Additionally, the experts said lockdowns and stay-at-home orders due to the COVID-19 pandemic likely created a period of social isolation for young people and that loss of social connectedness may have led to increasing rates of suicide.
To reverse these trends, Trivedi and Jetmalani said it would require a multi-pronged approach, including primary care and pediatric screenings for anxiety, depression and suicide; more attention in schools to kids who are experiencing mental health issues and adults also getting the help they need so they can in turn help kids.
In Oregon, Jetmalani said officials initiated a youth suicide prevention strategy involving every youth who goes to a doctor’s appointment having a suicide and depression screening as well as all schools having programs identifying high-risk youth and initiating suicide prevention.

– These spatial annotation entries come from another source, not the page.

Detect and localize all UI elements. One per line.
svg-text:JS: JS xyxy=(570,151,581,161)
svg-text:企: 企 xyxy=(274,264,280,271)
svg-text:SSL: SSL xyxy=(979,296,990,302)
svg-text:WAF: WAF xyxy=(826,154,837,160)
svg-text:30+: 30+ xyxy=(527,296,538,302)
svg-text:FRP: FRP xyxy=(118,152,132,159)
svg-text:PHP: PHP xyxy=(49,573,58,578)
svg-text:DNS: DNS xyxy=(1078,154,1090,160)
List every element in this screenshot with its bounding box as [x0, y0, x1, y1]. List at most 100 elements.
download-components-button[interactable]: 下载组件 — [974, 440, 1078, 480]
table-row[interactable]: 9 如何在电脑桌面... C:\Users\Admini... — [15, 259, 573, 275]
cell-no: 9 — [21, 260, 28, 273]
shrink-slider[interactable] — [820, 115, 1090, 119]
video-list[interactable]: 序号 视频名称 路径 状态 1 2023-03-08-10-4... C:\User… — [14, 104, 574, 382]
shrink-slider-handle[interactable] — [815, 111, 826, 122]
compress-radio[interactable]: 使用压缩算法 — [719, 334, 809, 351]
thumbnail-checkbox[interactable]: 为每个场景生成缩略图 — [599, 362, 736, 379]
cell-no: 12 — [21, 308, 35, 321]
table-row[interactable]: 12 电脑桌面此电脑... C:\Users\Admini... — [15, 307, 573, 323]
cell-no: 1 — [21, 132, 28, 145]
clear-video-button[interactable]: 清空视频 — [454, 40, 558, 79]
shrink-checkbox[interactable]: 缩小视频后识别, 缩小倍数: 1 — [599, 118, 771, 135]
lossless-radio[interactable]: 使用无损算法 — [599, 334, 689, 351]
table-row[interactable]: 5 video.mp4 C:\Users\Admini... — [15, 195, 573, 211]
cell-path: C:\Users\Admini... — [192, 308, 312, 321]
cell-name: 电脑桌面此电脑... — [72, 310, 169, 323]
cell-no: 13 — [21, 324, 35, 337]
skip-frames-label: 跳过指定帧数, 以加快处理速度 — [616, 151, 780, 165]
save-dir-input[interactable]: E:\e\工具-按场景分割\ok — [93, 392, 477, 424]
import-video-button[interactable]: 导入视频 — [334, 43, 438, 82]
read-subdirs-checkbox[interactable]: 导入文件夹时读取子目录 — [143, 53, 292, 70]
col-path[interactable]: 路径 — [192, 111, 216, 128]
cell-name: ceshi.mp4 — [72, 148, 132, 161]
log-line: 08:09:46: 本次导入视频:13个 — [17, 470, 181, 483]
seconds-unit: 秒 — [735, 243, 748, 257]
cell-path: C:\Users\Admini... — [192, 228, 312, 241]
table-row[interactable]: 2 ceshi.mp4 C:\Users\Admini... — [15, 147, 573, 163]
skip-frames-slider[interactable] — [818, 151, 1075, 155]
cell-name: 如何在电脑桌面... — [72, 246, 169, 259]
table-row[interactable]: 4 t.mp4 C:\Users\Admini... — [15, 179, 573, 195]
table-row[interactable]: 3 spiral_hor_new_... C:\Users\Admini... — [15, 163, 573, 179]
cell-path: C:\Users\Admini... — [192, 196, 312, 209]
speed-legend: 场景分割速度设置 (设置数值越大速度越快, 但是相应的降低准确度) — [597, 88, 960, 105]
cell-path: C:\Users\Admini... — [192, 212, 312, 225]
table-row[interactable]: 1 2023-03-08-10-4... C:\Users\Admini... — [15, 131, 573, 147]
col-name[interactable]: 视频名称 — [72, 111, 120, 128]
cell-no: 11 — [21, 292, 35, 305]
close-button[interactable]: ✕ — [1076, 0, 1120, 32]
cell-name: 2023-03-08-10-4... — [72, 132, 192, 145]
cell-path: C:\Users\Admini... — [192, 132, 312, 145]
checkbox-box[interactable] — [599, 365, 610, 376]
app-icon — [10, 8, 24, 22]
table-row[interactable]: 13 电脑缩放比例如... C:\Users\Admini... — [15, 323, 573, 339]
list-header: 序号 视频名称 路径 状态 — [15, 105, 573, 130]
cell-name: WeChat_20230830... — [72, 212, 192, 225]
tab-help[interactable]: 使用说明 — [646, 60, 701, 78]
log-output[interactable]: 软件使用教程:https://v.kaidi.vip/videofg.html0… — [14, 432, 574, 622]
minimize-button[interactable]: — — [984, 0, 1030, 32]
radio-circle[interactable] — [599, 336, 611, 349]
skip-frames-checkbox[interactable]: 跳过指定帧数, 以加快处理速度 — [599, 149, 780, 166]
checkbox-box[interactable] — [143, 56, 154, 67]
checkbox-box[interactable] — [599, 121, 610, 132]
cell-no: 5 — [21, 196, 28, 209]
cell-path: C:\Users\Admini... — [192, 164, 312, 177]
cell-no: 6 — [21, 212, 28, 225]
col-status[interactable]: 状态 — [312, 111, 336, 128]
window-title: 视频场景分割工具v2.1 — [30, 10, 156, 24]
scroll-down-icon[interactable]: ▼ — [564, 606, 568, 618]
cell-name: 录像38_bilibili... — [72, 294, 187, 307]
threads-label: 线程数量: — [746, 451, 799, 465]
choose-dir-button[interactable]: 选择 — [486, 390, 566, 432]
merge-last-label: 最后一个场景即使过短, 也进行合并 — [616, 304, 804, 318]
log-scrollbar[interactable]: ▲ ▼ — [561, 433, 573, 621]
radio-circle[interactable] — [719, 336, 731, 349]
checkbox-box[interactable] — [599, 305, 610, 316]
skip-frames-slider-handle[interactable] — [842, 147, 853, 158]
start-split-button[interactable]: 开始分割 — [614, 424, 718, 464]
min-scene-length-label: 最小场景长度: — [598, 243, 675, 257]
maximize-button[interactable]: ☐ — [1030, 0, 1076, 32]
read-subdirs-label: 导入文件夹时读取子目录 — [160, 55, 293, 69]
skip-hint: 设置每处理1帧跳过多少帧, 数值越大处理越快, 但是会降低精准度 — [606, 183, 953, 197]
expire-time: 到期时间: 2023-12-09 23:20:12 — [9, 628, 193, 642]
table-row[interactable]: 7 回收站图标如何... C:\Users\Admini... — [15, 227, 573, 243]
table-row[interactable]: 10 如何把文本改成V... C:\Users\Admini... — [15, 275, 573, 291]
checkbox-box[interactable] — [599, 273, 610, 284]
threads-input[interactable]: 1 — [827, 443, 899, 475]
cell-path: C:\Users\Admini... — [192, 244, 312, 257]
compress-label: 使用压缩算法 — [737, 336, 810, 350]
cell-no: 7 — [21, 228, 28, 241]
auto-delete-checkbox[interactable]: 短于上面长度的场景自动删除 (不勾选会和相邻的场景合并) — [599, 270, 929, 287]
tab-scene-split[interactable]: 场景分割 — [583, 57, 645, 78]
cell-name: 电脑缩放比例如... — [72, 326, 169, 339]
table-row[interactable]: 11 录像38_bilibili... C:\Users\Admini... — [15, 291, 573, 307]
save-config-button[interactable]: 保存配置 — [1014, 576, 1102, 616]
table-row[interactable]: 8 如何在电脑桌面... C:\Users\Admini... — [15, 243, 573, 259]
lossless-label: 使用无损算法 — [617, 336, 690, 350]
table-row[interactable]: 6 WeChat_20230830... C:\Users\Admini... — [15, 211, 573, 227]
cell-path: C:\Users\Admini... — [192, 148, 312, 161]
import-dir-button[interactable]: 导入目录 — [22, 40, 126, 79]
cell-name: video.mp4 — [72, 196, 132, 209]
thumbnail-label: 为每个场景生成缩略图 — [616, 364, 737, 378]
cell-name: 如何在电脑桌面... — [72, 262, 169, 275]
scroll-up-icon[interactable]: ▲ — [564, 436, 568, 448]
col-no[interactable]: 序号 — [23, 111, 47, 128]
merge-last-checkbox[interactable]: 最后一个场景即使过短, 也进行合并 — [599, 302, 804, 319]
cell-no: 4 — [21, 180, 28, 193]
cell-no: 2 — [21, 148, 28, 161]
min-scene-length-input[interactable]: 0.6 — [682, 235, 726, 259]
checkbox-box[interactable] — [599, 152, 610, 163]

“So, I think the key factors really are improving screening and then having clear services available for youth who have screened positive,” he said. “In Oregon, we’re seeing fewer attempts and fewer completed suicides in the last three years so that suggests to me that if you screen and identify early, you get to those kids who are thinking about this before they actually attempt to harm themselves.”
The findings come on the heels of other research showing an increase in suicidal thoughts and behaviors among America’s youngest.
Between 2019 and 2021, the percentage of high school girls who seriously considered attempting suicide rose from 24.1% to 30%, a CDC study from April 2023 found.
Additionally, a March 2020 study found 8% of 9- and 10-year-olds reported suicidal thoughts and 2% reported a suicide attempt.
If you are struggling with thoughts of suicide or worried about a friend or loved one, call or text the Suicide & Crisis Lifeline at 988 for free, confidential emotional support 24 hours a day, seven days a week.